Why a dedicated runner

Two reasons, one structural and one historical.

The structural reason: the tests are data. A platform test says "take this app directory, deploy it to this target, and assert the homepage contains this text and returns this status." Multiply that over a catalog of apps (Flask, Django, Rails, Go, Node, PHP, static sites…), each often packaged in several variants (native, Docker, Nix), across several targets (Docker, SSH, cloud) and distros. The result is a data-driven matrix discovered from configuration — a shape pytest's collection model handles awkwardly. Each app declares its own test contract right in its hop3.toml:

[test]
priority = "P0"                 # P0 | P1 | P2 — selects the fast subset
tier = "fast"
targets = ["docker", "remote"]
covers = ["python", "flask", "nix"]

[[test.validations]]
path = "/"
status = 200

Everything else is derived: the test's name from [metadata].id, its category from [build].builder, its backing services from [[addons]], its base healthcheck from [healthcheck]. Apps without a hop3.toml (Procfile-only fixtures, demos, tutorials, negative-test cases) carry the same contract in a standalone test.toml. The runner scans this catalog and turns it into a test plan you can filter by priority, tier, and capability tag on the fly.

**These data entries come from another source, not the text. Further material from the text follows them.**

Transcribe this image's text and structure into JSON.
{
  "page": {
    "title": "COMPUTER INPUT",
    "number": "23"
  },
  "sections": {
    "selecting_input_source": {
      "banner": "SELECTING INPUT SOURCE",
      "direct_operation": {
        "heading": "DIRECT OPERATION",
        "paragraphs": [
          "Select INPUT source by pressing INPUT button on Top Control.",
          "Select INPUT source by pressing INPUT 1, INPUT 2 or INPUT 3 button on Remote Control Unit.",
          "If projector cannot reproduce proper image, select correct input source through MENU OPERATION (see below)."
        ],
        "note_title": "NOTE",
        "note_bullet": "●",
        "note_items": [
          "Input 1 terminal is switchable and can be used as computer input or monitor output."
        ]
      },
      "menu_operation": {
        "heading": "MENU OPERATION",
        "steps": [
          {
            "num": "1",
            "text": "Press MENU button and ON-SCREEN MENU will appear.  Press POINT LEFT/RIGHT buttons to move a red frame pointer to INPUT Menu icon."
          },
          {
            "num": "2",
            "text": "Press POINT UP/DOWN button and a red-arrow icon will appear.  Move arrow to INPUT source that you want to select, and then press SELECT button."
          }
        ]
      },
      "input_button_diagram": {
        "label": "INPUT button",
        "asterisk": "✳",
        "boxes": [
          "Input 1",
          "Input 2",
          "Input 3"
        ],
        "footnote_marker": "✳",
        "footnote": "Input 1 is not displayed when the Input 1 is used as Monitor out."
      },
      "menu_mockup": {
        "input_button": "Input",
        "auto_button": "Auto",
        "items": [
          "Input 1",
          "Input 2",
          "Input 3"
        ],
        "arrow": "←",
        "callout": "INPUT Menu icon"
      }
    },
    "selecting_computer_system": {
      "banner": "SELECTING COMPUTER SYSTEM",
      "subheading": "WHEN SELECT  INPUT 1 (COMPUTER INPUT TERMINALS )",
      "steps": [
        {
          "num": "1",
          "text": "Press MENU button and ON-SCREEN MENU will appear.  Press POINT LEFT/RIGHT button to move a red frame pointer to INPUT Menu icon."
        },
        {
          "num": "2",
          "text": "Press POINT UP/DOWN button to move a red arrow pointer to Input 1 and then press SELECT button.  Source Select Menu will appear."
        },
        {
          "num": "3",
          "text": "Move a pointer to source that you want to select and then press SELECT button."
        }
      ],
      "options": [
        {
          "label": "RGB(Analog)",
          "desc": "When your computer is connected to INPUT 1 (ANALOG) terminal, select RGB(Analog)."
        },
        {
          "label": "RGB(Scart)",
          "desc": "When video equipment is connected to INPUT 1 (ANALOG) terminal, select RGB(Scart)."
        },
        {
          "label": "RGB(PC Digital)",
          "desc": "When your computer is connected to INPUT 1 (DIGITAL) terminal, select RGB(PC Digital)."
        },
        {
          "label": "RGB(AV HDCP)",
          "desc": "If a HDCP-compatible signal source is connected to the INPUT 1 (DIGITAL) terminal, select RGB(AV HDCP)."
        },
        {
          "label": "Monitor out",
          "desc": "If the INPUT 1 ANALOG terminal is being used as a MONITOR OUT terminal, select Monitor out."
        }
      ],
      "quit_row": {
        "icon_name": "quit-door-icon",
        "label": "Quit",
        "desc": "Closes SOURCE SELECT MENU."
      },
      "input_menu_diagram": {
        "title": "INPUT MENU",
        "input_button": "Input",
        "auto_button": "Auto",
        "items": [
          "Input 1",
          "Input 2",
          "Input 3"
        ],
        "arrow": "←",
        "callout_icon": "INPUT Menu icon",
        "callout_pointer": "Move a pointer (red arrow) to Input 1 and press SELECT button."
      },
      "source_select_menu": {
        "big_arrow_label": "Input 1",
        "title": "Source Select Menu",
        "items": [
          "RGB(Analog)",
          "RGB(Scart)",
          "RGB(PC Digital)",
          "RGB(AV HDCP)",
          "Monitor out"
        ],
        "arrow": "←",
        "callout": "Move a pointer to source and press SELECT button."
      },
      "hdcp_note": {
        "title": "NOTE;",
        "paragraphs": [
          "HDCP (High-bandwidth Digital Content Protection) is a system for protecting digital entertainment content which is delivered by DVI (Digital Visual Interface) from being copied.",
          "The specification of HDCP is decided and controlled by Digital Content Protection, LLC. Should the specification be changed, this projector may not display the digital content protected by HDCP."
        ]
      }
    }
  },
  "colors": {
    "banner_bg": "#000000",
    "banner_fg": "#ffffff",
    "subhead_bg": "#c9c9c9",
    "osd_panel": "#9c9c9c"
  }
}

The historical reason: deploy-and-verify had been written four times. This is the finding that triggered the whole testing rework (ADR 043). Four separate code paths — the runner, the pytest Docker fixtures, the demo harness, and a tutorial script — each stood up a server and verified an app independently, all over the one real hop3-deploy primitive. Four copies meant four places for a bug to hide, four diagnostic stories (with inverted coverage — the richest collector was wired only to the cloud path), and no single source of truth for "is this app reachable?".

The fix was to make hop3-test own the one deploy-and-verify path, behind a single abstraction.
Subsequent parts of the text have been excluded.